KANSAS CITY — The U.S. District Court for the Northern District of Illinois Eastern Division on June 27 partially denied a motion by Kraft Foods Group, Inc. and Mondelez Global L.L.C. to dismiss complaints of wheat market manipulation in 2011.
The case, Harry Ploss as Trustee for the Harry Ploss Trust, on behalf of Plaintiff and all others similarly situated v. Kraft Foods Group, Inc. and Mondel?z Global L.L.C. (No. 15 C 2937), is being heard by Judge Edmond E. Chang. The court refers to the plaintiff as Ploss and the defendant as Kraft. The suit originally was brought as an individual complaint by Mr. Ploss in April 2015 and later was amended to a Consolidated Class Action Complaint adding seven other plaintiffs who claim they lost money because of artificial prices caused by Kraft’s alleged manipulative actions as a result of its December 2011 wheat futures position.
The court granted Kraft’s motion to dismiss without prejudice two claims alleging manipulation under Section 9(a)(2) and Section 6(c)(1) of the Commodity Exchange Act (C.E.A.) involving a “wash trading scheme.”
But the court denied Kraft’s motion to dismiss five other claims alleging manipulation under Section 9(a)(2) and Section 6(c)(1) of the C.E.A., and alleging principal-agent liability under Section 2(a)(1)(B) of the C.E.A., both involving a “long wheat futures scheme,” alleged violation of the Sherman Antitrust Act and alleged unjust enrichment.
The suit alleges Kraft manipulated the market by maintaining a large position in Chicago Board of Trade soft red winter wheat futures in an attempt to influence prices and not for any legitimate need for wheat (the long wheat futures scheme). It also alleges that Kraft manipulated the market by engaging in unlawful wash trades and reporting them to the public as legitimate transactions to create an impression of greater market activity (the wash trading scheme).
Kraft moved to dismiss the entire complaint, arguing that Mr. Ploss had not stated any viable claim.
In the long wheat futures scheme, the complaint alleges that “in the summer and fall of 2011, Kraft radically changed its wheat sourcing strategy when the cash price of No. 2 soft red winter wheat in the Toledo, Ohio, market rose from $5.74 to $7.72 per bus.” Kraft processes 90% of its wheat at its primary flour mill in Toledo, the court said, adding that most of the wheat milled at the plant is sourced locally in the cash market. The mill can process 15 million bus of wheat every six months but can store only five million bus at the facility, the court said.
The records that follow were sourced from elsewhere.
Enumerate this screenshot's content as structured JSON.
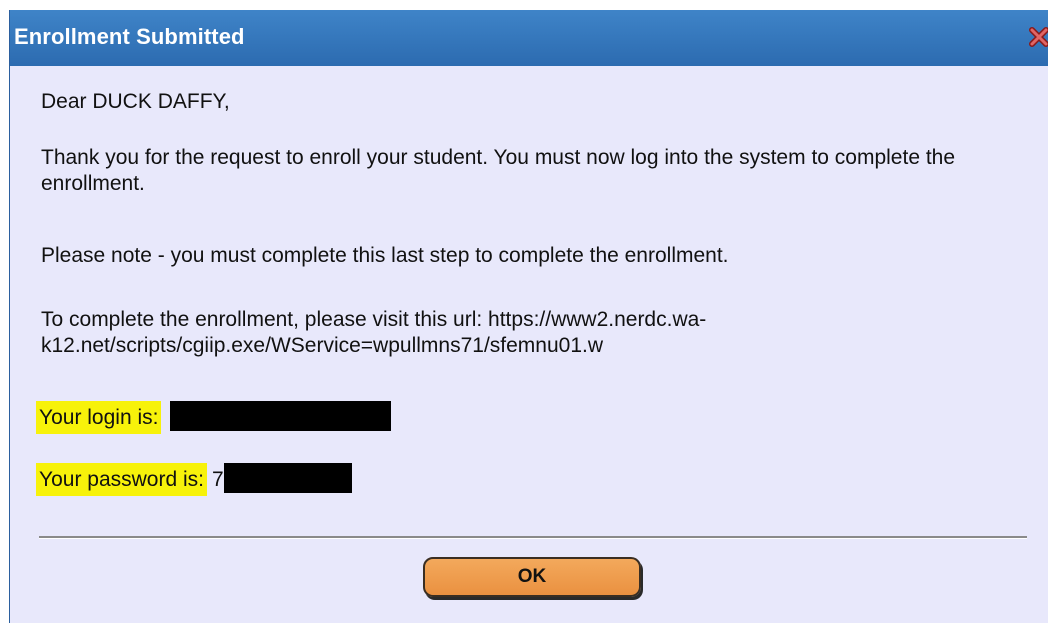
{
  "dialog": {
    "title": "Enrollment Submitted",
    "close_icon": "close-x-icon"
  },
  "message": {
    "greeting": "Dear DUCK DAFFY,",
    "paragraph1": "Thank you for the request to enroll your student. You must now log into the system to complete the enrollment.",
    "paragraph2": "Please note - you must complete this last step to complete the enrollment.",
    "paragraph3": "To complete the enrollment, please visit this url: https://www2.nerdc.wa-k12.net/scripts/cgiip.exe/WService=wpullmns71/sfemnu01.w",
    "login_label": "Your login is:",
    "password_label": "Your password is:",
    "password_visible_prefix": "7"
  },
  "buttons": {
    "ok_label": "OK"
  },
  "colors": {
    "titlebar": "#2c6bb0",
    "dialog_background": "#e8e8fb",
    "highlight": "#f7f20a",
    "button": "#ea9140"
  }
}
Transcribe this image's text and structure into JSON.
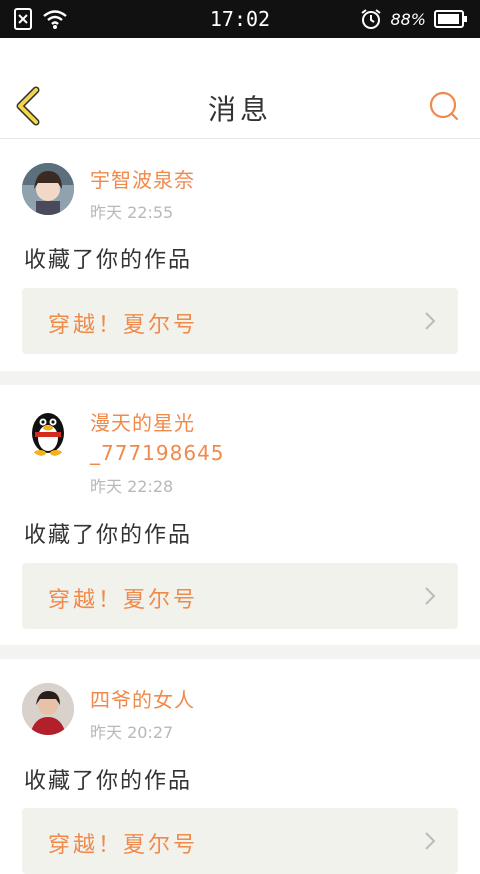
{
  "status_bar": {
    "time": "17:02",
    "battery_pct": "88%"
  },
  "header": {
    "title": "消息"
  },
  "colors": {
    "accent": "#f08a4b",
    "back_arrow": "#f3d64a",
    "work_bg": "#f2f2ec"
  },
  "messages": [
    {
      "user": "宇智波泉奈",
      "time": "昨天 22:55",
      "action": "收藏了你的作品",
      "work_title": "穿越！夏尔号"
    },
    {
      "user": "漫天的星光",
      "user_line2": "_777198645",
      "time": "昨天 22:28",
      "action": "收藏了你的作品",
      "work_title": "穿越！夏尔号"
    },
    {
      "user": "四爷的女人",
      "time": "昨天 20:27",
      "action": "收藏了你的作品",
      "work_title": "穿越！夏尔号"
    }
  ]
}
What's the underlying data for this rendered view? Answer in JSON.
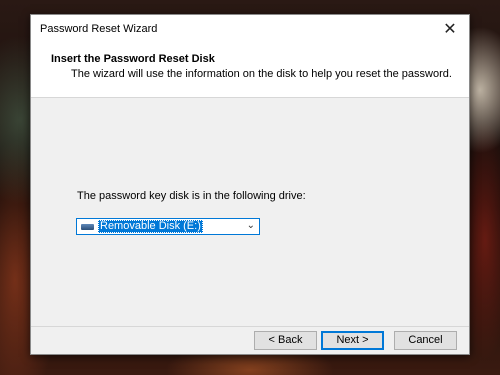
{
  "window": {
    "title": "Password Reset Wizard",
    "close_glyph": "✕"
  },
  "header": {
    "title": "Insert the Password Reset Disk",
    "subtitle": "The wizard will use the information on the disk to help you reset the password."
  },
  "main": {
    "drive_label": "The password key disk is in the following drive:",
    "drive_select": {
      "selected": "Removable Disk (E:)",
      "icon": "removable-disk-icon",
      "dropdown_glyph": "⌄"
    }
  },
  "buttons": {
    "back": "< Back",
    "next": "Next >",
    "cancel": "Cancel"
  },
  "colors": {
    "accent": "#0078d7",
    "window_bg": "#f0f0f0",
    "header_bg": "#ffffff"
  }
}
“Even though there was enough wheat in the Toledo market to satisfy Kraft’s needs, senior management allegedly devised a strategy to use its status as a commercial hedger to acquire an enormous long position in December 2011 wheat futures contracts,” the court document said. The large long position gave the impression that Kraft would source needed wheat for its mill through the futures market, causing cash wheat prices in Toledo to decline. Mr. Ploss alleges that the long futures position was not a bona-fide futures trade because Kraft never intended to use futures market wheat for its commercial needs. The complaint is based in part on an alleged internal memo from Kraft’s senior director of global procurement to the chief financial officer outlining the plan.
Mr. Ploss also alleges that Kraft exceeded its speculative position limits in December 2011 because the company had failed to submit a renewal application for a hedge exemption to release it from speculative position limits of 600 contracts a month to the commercial end user limits of 5,460 long and 6,660 short positions.
The court denied Kraft’s motion to dismiss the five parts of the complaint involving the C.E.A., Sherman Act and unjust enrichment related to the long wheat futures scheme.
In the wash trading scheme, which the court said occurs when “the same investor simultaneously buys and sells a financial instrument in order to give the false appearance of higher trading volume,” Mr. Ploss alleges that from 2003 to 2013 Kraft conducted unlawful exchange for physical (E.F.P.) transactions that did not constitute bona-fide trades because they were between two of Kraft’s own accounts in violation of Exchange rules.
The court granted Kraft’s motion to dismiss the two C.E.A. claims involving the wash trading scheme.
The court said Kraft must answer the complaint and the remaining counts by July 18, 2016, and parties must issue their first round of written discovery requests no later than July 22. The court will set the remainder of the discovery schedule at a July 14 status hearing.
The court opinion issued June 27 noted that at about the same time as Mr. Ploss filed suit against Kraft in April 2015, the Commodity Futures Trading Commission (C.F.T.C.) filed a parallel enforcement action against Kraft and Mondelez “with substantially similar allegations about Kraft’s participation in the wheat futures market,” although the C.F.T.C. action contained only C.E.A. claims for the long futures scheme. The court in C.F.T.C. v Kraft denied Kraft’s motion to dismiss late last year.